A fun way to teach the basics of genetics is to have students look at traits on themselves. Just about every biology student has, in one class or another, been asked to roll their tongue, look at their earlobes, or check their fingers for hair. Students can easily collect data on several different traits and learn about genes, dominant and recessive alleles, maybe even Hardy-Weinberg proportions. Best of all, these data don’t require microscopes, petri dishes, or stinky fly food.
Unfortunately, what textbooks, lab manuals and web pages say about these human traits is mostly wrong. Most of the common, visible human traits that are used in classrooms do NOT have a simple one-locus, two-allele, dominant vs. recessive method of inheritance. Rolling your tongue is not dominant to non-rolling, unattached earlobes are not dominant to attached, straight thumbs are not dominant to hitchhiker’s thumb, etc.
In some cases, the trait doesn’t even fall into the two distinct categories described by the myth. For example, students are told that they either have a hitchhiker’s thumb, which bends backwards at a sharp angle, or a straight thumb. In fact, the angle of the thumb ranges continuously, with most thumbs somewhere in the middle. This was clearly shown in the very first paper on the genetics of hitchhiker’s thumb (Glass and Kistler 1953), yet 60 years later, teachers still ask students which of the two kinds of thumb they have.

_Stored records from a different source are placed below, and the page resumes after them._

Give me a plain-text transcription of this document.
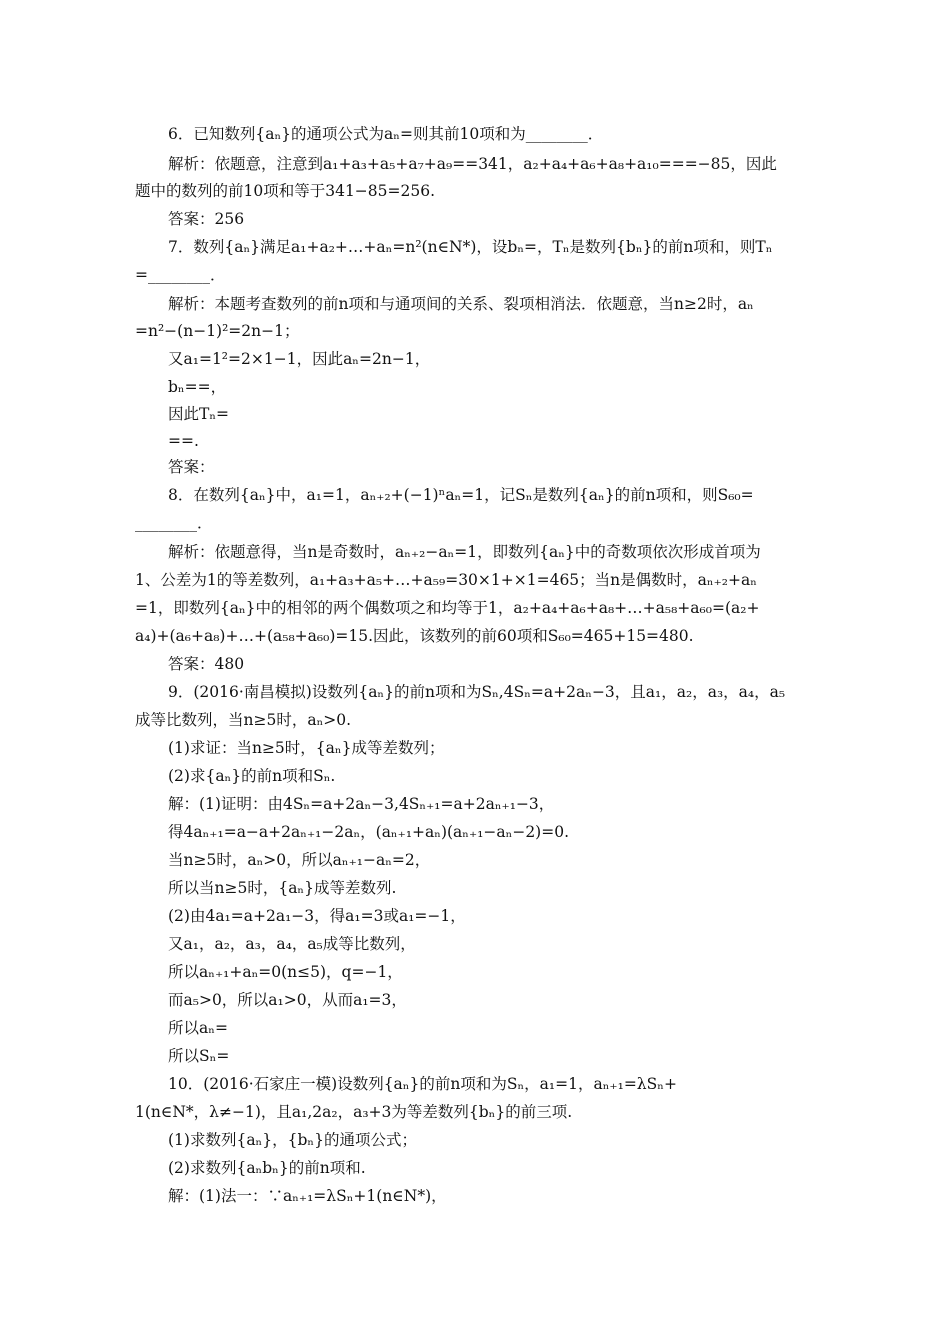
6．已知数列{aₙ}的通项公式为aₙ=则其前10项和为________．
解析：依题意，注意到a₁+a₃+a₅+a₇+a₉==341，a₂+a₄+a₆+a₈+a₁₀===−85，因此
题中的数列的前10项和等于341−85=256.
答案：256
7．数列{aₙ}满足a₁+a₂+…+aₙ=n²(n∈N*)，设bₙ=，Tₙ是数列{bₙ}的前n项和，则Tₙ
=________．
解析：本题考查数列的前n项和与通项间的关系、裂项相消法．依题意，当n≥2时，aₙ
=n²−(n−1)²=2n−1；
又a₁=1²=2×1−1，因此aₙ=2n−1，
bₙ==，
因此Tₙ=
==.
答案：
8．在数列{aₙ}中，a₁=1，aₙ₊₂+(−1)ⁿaₙ=1，记Sₙ是数列{aₙ}的前n项和，则S₆₀=
________．
解析：依题意得，当n是奇数时，aₙ₊₂−aₙ=1，即数列{aₙ}中的奇数项依次形成首项为
1、公差为1的等差数列，a₁+a₃+a₅+…+a₅₉=30×1+×1=465；当n是偶数时，aₙ₊₂+aₙ
=1，即数列{aₙ}中的相邻的两个偶数项之和均等于1，a₂+a₄+a₆+a₈+…+a₅₈+a₆₀=(a₂+
a₄)+(a₆+a₈)+…+(a₅₈+a₆₀)=15.因此，该数列的前60项和S₆₀=465+15=480.
答案：480
9．(2016·南昌模拟)设数列{aₙ}的前n项和为Sₙ,4Sₙ=a+2aₙ−3，且a₁，a₂，a₃，a₄，a₅
成等比数列，当n≥5时，aₙ>0.
(1)求证：当n≥5时，{aₙ}成等差数列；
(2)求{aₙ}的前n项和Sₙ.
解：(1)证明：由4Sₙ=a+2aₙ−3,4Sₙ₊₁=a+2aₙ₊₁−3，
得4aₙ₊₁=a−a+2aₙ₊₁−2aₙ，(aₙ₊₁+aₙ)(aₙ₊₁−aₙ−2)=0.
当n≥5时，aₙ>0，所以aₙ₊₁−aₙ=2，
所以当n≥5时，{aₙ}成等差数列.
(2)由4a₁=a+2a₁−3，得a₁=3或a₁=−1，
又a₁，a₂，a₃，a₄，a₅成等比数列，
所以aₙ₊₁+aₙ=0(n≤5)，q=−1，
而a₅>0，所以a₁>0，从而a₁=3，
所以aₙ=
所以Sₙ=
10．(2016·石家庄一模)设数列{aₙ}的前n项和为Sₙ，a₁=1，aₙ₊₁=λSₙ+
1(n∈N*，λ≠−1)，且a₁,2a₂，a₃+3为等差数列{bₙ}的前三项.
(1)求数列{aₙ}，{bₙ}的通项公式；
(2)求数列{aₙbₙ}的前n项和.
解：(1)法一：∵aₙ₊₁=λSₙ+1(n∈N*)，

In other cases, the trait really does fall into two categories, but it isn’t determined by genetics. For example, students are asked to fold their arms, then told that the allele for having the right forearm on top is dominant. It is true that most people fall into two categories, right arm on top or left arm on top, but the very first study on the subject (Wiener 1932) clearly demonstrated that there is little or no genetic influence on this trait: pairs of right-arm parents are just about as likely to have right-arm children as are pairs of left-arm parents.
Some traits, such as tongue rolling, were originally described as fitting a simple genetic model, but later research revealed them to be more complicated. Other traits were shown from the very beginning to not fit the simple genetic model, but somehow textbook authors decided to ignore this. A quick search in the standard reference on human genetics, Online Mendelian Inheritance in Man (OMIM), makes it clear that most of these traits do not fit the simple genetic model. It is an embarrassment to the field of biology education that textbooks and lab manuals continue to perpetuate these myths.